Reliability, in other words, is critical, so much so that the reliability testing alone is a two-year effort. One part of the design approach was to build a custom controller that consists of a trio of circuit boards stacked up. “We basically had to go with customized integrated drives,” says Gandy. “The entire thing is packaged up on the winch with almost no cabling at all. It's all internal.” That includes accessories such as the EMI filters. The final product consists of a package 2 inches x 2 inches x 4 inches. A nice trick, considering a commercial unit that Curtiss Wright used for early tests measured 9 inches x 6 inches x 18 inches.

The team avoids the use of Ethernet for system-wide communication, says Kwon. “We do use Ethernet for some of our diagnostic tools but our products normally don’t use networking or a field bus for accessing our sensors,” he notes. “It’s a hardwired solution. All the processing is done within our system processor.”

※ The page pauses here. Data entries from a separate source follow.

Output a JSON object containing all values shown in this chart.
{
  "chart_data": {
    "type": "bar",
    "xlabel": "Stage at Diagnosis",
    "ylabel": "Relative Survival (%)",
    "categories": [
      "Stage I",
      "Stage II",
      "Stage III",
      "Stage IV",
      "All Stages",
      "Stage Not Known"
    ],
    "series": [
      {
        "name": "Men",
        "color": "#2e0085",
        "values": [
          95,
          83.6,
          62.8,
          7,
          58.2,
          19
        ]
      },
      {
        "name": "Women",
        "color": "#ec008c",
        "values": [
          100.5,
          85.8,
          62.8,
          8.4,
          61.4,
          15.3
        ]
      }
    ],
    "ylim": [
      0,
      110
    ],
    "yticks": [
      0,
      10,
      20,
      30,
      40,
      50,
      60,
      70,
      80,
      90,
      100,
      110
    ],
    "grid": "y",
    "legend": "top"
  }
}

“It has to do with the types of failure modes we have to have,” says Gandy, pointing to the shipboard power and interference issues already mentioned. “If we have a huge EMP surge that knocks out the central computer, we still need to be able to capture the helicopter. Historically that's driven us to solutions that don't look quite as modern as some of the technologies that are out there.”

And yet, in some ways they are right on the cutting edge, as with their use of absolute encoders on the shipboard part of the system. If power is lost in the middle of a capture operation, the last thing they want is for the encoders to rehome themselves on startup.

Defense applications may present strict operating and performance demands, but motion control technology can rise to the occasion through thoughtful engineering and careful choice of hardware and software.